Sequential solution:
Parallel algorithm:
Assign n/p points to each processor and sort them using a parallel even-odd transposition sort by coordinate x. Each processor will own then a slab of points and calculates the closest neighbor pairs locally. Then it determines which of his local points might have a closest point in the slab of a neighboring processor (processors know the coordinates of slab borders) and sends these points there to find out whether this is really the case. A given point can make several hops before it can be concluded that the closest point was found.
Further hints:
Note that the relation "to be the closest point" is not necessarily symmetric.

Another setting and more interesting of this problem is to have processors forming a 2-D mesh and split the plane into rectangular areas instead of slabs. This is however a bit more difficult to algorithmize.

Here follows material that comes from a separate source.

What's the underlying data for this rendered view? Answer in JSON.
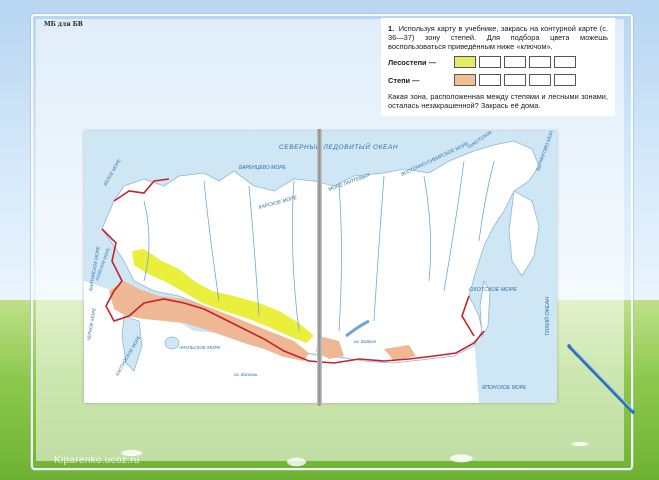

If possible, use some simple visualization tool to verify in the development stage that your parallel algorithm solves the problem correctly. You may for example draw a line between the closest pairs of points and you will get wonderful night sky simulation with bizarre constellations.

 Other potential problems
There are other possible problems but I have not had time to give a detailed specification yet. If you would be interested in the following problem sets, let me know I will give full specifications.
1. Parallel connected components
2. Parallel solitaire game
3. Parallel convex hull
4. Closest pair problem
5. Circle-cover minimization problem

• The project report due is Wed, May 12, 11.59 a.m.
There are three ways how to submit the report in the following order of preference
1. to email me a postscript file, generated on a linux of unix machine (no MS postscript please). Either *.ps or *.ps.gz.uu file.
2. to bring me the printed report to my ofice.
3. to place the printed report into my mailbox in the mail room.
• Demonstration of your PVM/MPI program.
1. You must demonstrate your program running at a platform of your choise, but your virtual parallel machine should consist of at least two machines.
2. The console machine for the demonstration should be preferably inside the building of CompSci\&Stat.
3. Demonstrations will take place during Thursday, May 13.
4. The exact time will be set up by email. Plan the best time for the demonstration now and send me your propositions not later that Wed, May 5 so that I can prepare a contention-free schedule for Thursday May 13.
5. If this day is not acceptable for you, we can try special arrangement, but preferably before May 13. Also, make sure then to submit me the final report at least one day before the presentation so that I have time to read it before.

Project report skeleton

1. Your final project report should be written in tex or latex.
2. Click here for a latex report skeleton , which lists all sections you might need.
3. The sections in the skeleton may help you to organize the report and to give you idea on evaluation of your program. You do not have to fill all these sections, but the more you do, the more useful the report will be for the evaluation of the project.
4. There are no strict upper or lower bounds on the size of the project report, but preferably it should not be shorter that 4 pages and longer than 30 pages. The rule of thumb is half of a page per section in the skeleton plus all explanatory figures, charts, diagrams or source code listings as appendices.